Graham Reid | | 2 min read
It is one of the many ironies of the Beatles Remastered project (which I have noted in this Listener article) is that these albums might not have even come out at this time were it not for the Beatles Rock Band interactive game.
The remasters were finished some years ago and have been sitting around waiting for . . .?
Some kind of marketing tie-in, the go-ahead from the remaining Beatles and the others' estates? Who knows?
As anyone familiar with the arcane workings of Apple Records will tell you, they are difficult to deal with and live within the rarified air that only those closest to the moneypot can.
But the marketing synergy came together with Beatles Rock Band which is expected to outsell the complete Beatles catalogue many times over: that makes sense as Beatle-age parents buy the box for their children (or grandchildren) and a new generatrion which has heard some of this music on the periphery of their lives can saitsfy curiosity through a medium they understand better than old-fashioned CDs.
The Beatles Rock Band is pretty impressive, even for non-gamers. It opens with terrific, US$1 million animated film made by Passion Pictures who are the people behind Gorillaz. The film is chock full of more visual clues to Beatles song titles, movies and the like than the Free As A Bird clip, and also refers to the art of Alan Aldridge who did two books of the Bealtes illustrated lyrics in the late Sixties.
Even if the game isn't for you then you should at least try and see this clip.

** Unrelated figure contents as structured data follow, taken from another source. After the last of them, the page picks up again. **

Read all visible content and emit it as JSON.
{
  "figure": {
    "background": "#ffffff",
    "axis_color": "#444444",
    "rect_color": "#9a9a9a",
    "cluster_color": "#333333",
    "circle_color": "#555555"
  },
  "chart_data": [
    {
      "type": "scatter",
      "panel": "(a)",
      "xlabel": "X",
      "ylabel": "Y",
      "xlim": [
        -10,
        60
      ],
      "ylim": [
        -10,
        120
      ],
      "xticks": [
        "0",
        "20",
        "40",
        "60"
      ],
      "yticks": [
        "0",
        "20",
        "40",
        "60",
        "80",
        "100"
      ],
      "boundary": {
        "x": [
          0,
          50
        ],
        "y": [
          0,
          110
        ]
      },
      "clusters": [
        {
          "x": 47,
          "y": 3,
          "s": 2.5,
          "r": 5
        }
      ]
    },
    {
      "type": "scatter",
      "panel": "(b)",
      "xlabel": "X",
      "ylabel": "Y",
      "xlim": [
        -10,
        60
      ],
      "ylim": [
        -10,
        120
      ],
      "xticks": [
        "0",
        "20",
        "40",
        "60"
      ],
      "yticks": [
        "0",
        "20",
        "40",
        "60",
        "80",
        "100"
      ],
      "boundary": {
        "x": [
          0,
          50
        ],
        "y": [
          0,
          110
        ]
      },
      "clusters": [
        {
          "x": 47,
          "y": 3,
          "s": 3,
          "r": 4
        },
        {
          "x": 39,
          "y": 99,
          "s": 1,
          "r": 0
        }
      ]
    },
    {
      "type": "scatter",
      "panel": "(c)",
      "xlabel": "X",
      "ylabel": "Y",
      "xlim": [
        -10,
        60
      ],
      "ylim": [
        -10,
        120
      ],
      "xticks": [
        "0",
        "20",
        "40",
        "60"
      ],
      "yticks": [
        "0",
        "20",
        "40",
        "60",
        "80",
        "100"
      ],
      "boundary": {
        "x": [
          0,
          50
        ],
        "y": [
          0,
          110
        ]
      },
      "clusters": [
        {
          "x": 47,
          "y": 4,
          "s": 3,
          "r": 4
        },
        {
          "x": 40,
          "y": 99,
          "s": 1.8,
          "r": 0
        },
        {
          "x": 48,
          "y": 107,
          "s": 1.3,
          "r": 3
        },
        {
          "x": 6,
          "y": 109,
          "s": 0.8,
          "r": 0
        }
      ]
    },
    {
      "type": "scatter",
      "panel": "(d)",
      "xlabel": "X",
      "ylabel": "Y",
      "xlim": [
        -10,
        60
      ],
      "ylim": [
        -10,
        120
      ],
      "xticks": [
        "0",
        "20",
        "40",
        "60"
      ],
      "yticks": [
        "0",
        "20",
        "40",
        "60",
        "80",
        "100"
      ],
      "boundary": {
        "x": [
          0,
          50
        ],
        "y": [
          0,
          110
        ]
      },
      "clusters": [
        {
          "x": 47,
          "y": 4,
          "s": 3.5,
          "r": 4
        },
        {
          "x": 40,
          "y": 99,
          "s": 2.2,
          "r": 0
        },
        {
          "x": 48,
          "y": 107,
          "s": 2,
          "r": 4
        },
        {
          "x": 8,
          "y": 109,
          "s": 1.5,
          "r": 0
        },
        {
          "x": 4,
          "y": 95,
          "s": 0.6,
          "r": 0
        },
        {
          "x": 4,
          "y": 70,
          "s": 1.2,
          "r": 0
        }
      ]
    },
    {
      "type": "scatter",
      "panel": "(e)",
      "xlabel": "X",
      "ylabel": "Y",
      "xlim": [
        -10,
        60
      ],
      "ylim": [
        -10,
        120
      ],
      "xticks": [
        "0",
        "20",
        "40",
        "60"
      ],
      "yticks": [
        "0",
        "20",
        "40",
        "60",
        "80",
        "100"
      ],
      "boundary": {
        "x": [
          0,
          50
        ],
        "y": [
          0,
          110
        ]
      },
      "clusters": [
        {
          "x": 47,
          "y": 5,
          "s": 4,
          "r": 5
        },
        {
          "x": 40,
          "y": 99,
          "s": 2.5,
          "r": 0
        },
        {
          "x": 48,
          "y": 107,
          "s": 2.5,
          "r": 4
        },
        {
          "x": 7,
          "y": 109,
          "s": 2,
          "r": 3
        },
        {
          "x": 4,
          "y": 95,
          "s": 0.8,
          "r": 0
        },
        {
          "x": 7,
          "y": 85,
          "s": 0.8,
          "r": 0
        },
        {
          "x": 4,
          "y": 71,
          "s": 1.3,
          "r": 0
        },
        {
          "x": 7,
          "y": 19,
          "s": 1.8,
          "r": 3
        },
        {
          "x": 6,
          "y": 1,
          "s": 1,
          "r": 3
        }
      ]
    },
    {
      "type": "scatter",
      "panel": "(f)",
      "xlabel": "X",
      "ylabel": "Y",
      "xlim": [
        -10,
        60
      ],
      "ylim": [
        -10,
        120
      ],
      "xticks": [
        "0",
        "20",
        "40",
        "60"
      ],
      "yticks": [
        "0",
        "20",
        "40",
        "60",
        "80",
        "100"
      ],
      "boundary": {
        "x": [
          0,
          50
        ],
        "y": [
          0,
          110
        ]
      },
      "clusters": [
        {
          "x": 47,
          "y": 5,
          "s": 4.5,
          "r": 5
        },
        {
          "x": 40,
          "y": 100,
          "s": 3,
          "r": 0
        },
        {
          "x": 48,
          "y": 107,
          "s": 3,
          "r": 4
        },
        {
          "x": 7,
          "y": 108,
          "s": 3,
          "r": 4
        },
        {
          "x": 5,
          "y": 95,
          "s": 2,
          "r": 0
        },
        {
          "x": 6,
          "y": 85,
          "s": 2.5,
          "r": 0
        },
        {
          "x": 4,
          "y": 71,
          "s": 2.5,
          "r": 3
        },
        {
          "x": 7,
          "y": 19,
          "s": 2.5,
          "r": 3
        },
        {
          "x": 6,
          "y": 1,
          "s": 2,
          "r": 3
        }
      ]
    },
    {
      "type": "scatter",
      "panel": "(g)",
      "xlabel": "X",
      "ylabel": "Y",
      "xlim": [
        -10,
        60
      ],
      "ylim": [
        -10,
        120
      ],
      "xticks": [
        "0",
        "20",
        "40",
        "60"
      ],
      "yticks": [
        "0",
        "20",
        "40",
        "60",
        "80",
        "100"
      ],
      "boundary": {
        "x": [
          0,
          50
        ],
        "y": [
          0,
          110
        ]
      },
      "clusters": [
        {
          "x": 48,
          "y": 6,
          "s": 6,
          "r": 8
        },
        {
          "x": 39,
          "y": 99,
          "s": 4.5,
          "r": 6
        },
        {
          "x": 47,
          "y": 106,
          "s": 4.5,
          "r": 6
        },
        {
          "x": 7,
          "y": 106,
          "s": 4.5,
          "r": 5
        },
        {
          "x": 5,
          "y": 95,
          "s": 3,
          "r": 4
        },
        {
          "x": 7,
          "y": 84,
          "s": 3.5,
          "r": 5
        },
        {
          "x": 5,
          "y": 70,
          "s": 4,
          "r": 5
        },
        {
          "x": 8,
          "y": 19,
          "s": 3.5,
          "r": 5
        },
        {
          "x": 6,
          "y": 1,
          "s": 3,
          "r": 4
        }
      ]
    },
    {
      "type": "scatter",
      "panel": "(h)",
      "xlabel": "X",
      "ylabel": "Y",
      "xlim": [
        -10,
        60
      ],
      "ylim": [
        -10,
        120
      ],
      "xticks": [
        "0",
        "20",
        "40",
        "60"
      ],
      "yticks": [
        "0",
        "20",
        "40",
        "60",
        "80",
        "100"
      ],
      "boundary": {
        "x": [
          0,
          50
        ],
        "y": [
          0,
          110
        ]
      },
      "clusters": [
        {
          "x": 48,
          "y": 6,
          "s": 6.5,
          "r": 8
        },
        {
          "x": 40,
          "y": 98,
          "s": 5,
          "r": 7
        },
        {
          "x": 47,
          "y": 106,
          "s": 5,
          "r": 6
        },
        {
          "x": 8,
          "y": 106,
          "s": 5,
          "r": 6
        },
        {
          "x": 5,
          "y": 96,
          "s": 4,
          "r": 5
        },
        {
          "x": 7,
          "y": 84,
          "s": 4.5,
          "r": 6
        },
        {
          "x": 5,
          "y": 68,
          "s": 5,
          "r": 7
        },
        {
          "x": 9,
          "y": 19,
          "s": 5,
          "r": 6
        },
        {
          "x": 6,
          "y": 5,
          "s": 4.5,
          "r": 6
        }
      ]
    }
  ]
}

Of the games, the 45 songs (all using the remastered tracks) move through the Beatles' early years, into their first American tour (Ed Sullivan and Shea Stadium), the music from the studio years, and that final rooftop concert in London in '69.

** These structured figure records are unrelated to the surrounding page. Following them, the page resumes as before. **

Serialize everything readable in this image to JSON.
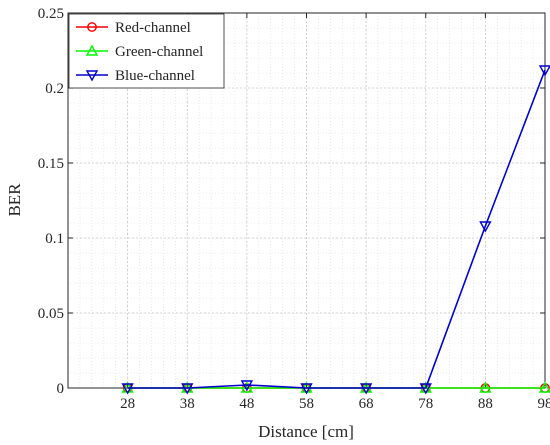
{
  "chart_data": {
    "type": "line",
    "xlabel": "Distance [cm]",
    "ylabel": "BER",
    "x": [
      28,
      38,
      48,
      58,
      68,
      78,
      88,
      98
    ],
    "xlim": [
      18,
      98
    ],
    "ylim": [
      0,
      0.25
    ],
    "x_tick_labels": [
      "28",
      "38",
      "48",
      "58",
      "68",
      "78",
      "88",
      "98"
    ],
    "y_ticks": [
      0,
      0.05,
      0.1,
      0.15,
      0.2,
      0.25
    ],
    "y_tick_labels": [
      "0",
      "0.05",
      "0.1",
      "0.15",
      "0.2",
      "0.25"
    ],
    "grid": true,
    "minor_grid": true,
    "legend_position": "top-left",
    "series": [
      {
        "name": "Red-channel",
        "color": "#ff0000",
        "marker": "circle",
        "values": [
          0,
          0,
          0,
          0,
          0,
          0,
          0,
          0
        ]
      },
      {
        "name": "Green-channel",
        "color": "#00ff00",
        "marker": "triangle-up",
        "values": [
          0,
          0,
          0,
          0,
          0,
          0,
          0,
          0
        ]
      },
      {
        "name": "Blue-channel",
        "color": "#0000cc",
        "marker": "triangle-down",
        "values": [
          0,
          0,
          0.002,
          0,
          0,
          0,
          0.108,
          0.212
        ]
      }
    ]
  }
}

The animation is a step up from previous Guitar Star/X-Box games and there is a keen attention to detail for those sitting watching someone else playing along.
There is another animated clip right at the end which is only available to you "if you play all 45 songs to the machine's satisfaction," said EMI's Paul Bromby who showed it to me back in July.
But of course as someone else noted, "on September 10th* it'll probably be all over YouTube".
* As one wag has pointed out, the Beatles Remasters should have been released, not on September 9 (aka 09/09/09 or "number nine, number nine, number nine"), but on the following day.
Why? Because that's "the one after 9.09".